I sent this brief note to my friend Bob Lonsberry and told him that if he wished to read this on air it would be OK.

I did want to say on behalf of Gary during this extremely difficult time, thank you for all your prayers, cards and encouragement for Gary and Kathy and his family, I know that they greatly appreciate it!

  And also, THANK YOU TO ALL THE Doug & Gary FANS!! You will never fully understand how much you were appreciated and loved!  I know that Gary especially would have liked to say thank you personally, and that our years of performing together - even after Doug and Gary ended –  the fans through it all, meant so much to him.

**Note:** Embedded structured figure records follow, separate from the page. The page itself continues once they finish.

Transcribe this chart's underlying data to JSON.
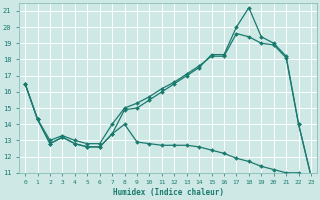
{
  "xlabel": "Humidex (Indice chaleur)",
  "bg_color": "#cde8e5",
  "line_color": "#1a7a6e",
  "grid_color": "#b0d4d0",
  "xlim": [
    -0.5,
    23.5
  ],
  "ylim": [
    11,
    21.5
  ],
  "xticks": [
    0,
    1,
    2,
    3,
    4,
    5,
    6,
    7,
    8,
    9,
    10,
    11,
    12,
    13,
    14,
    15,
    16,
    17,
    18,
    19,
    20,
    21,
    22,
    23
  ],
  "yticks": [
    11,
    12,
    13,
    14,
    15,
    16,
    17,
    18,
    19,
    20,
    21
  ],
  "line1_x": [
    0,
    1,
    2,
    3,
    4,
    5,
    6,
    7,
    8,
    9,
    10,
    11,
    12,
    13,
    14,
    15,
    16,
    17,
    18,
    19,
    20,
    21,
    22,
    23
  ],
  "line1_y": [
    16.5,
    14.3,
    12.8,
    13.2,
    12.8,
    12.6,
    12.6,
    13.4,
    14.9,
    15.0,
    15.5,
    16.0,
    16.5,
    17.0,
    17.5,
    18.3,
    18.3,
    20.0,
    21.2,
    19.4,
    19.0,
    18.2,
    14.0,
    10.8
  ],
  "line2_x": [
    0,
    1,
    2,
    3,
    4,
    5,
    6,
    7,
    8,
    9,
    10,
    11,
    12,
    13,
    14,
    15,
    16,
    17,
    18,
    19,
    20,
    21,
    22,
    23
  ],
  "line2_y": [
    16.5,
    14.3,
    13.0,
    13.3,
    13.0,
    12.8,
    12.8,
    14.0,
    15.0,
    15.3,
    15.7,
    16.2,
    16.6,
    17.1,
    17.6,
    18.2,
    18.2,
    19.6,
    19.4,
    19.0,
    18.9,
    18.1,
    14.0,
    10.8
  ],
  "line3_x": [
    0,
    1,
    2,
    3,
    4,
    5,
    6,
    7,
    8,
    9,
    10,
    11,
    12,
    13,
    14,
    15,
    16,
    17,
    18,
    19,
    20,
    21,
    22,
    23
  ],
  "line3_y": [
    16.5,
    14.3,
    12.8,
    13.2,
    12.8,
    12.6,
    12.6,
    13.4,
    14.0,
    12.9,
    12.8,
    12.7,
    12.7,
    12.7,
    12.6,
    12.4,
    12.2,
    11.9,
    11.7,
    11.4,
    11.2,
    11.0,
    11.0,
    10.8
  ]
}
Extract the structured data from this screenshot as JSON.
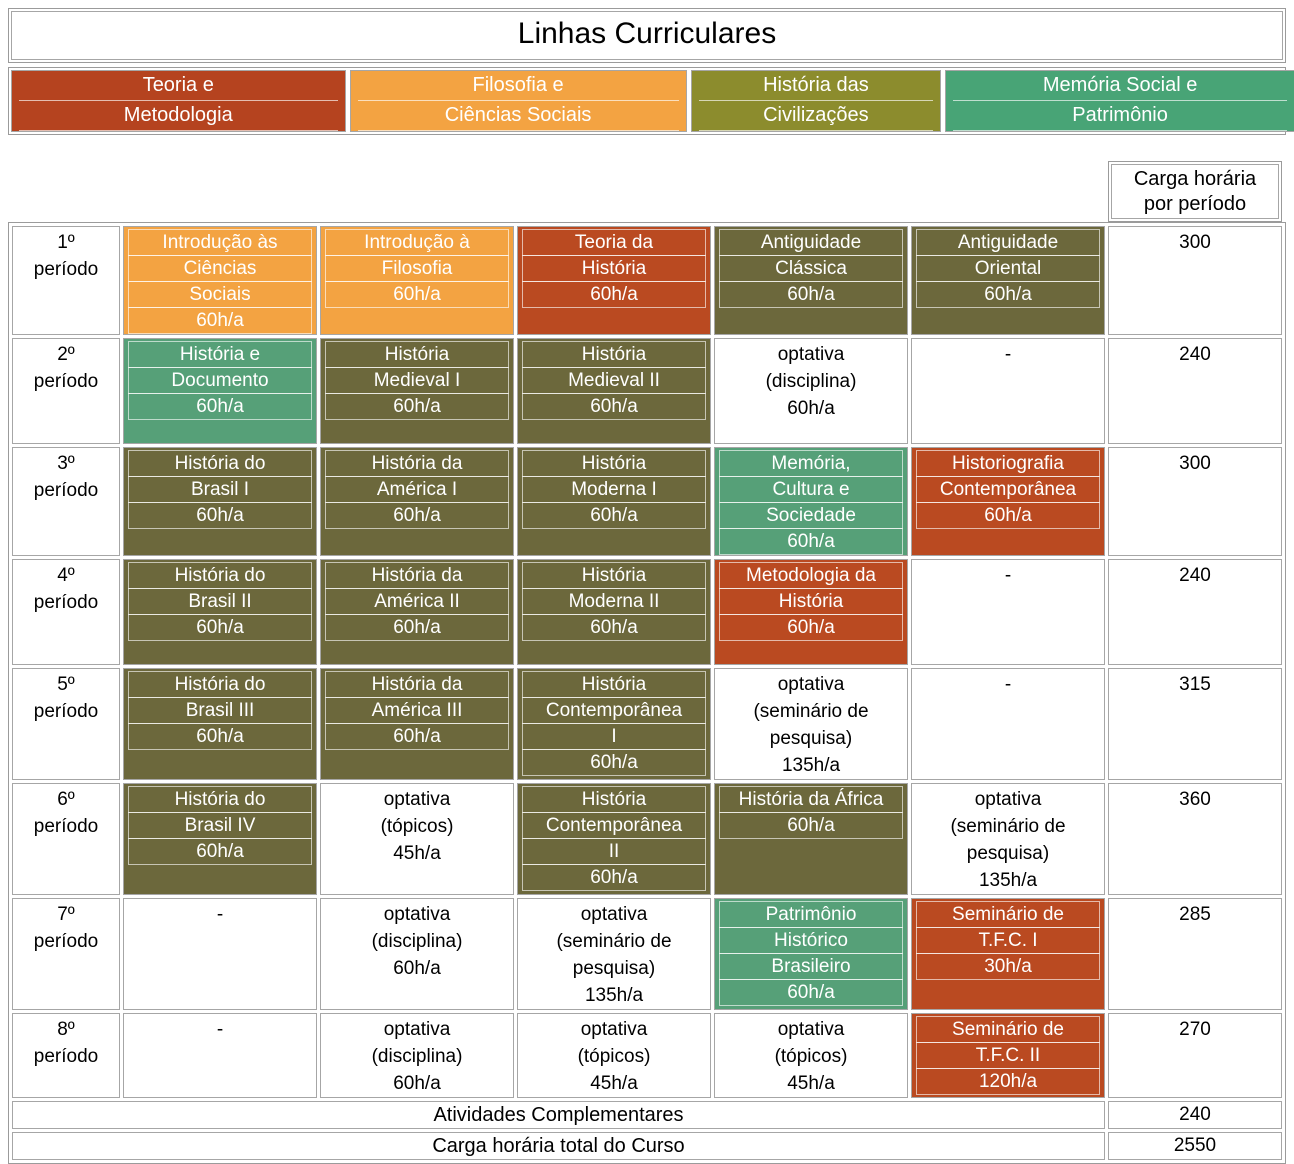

Finally, To everyone listening today – Please take the opportunity to make as many good memories with your family and friends as you possibly can throughout your life. In the end, those memories will be the most cherished part of your life. Gary and I made countless memories together through it all and a lot of those memories involved many of you, gentle listeners, as Bob Lonsberry would say….

And to that I say Thank you all very much for everything!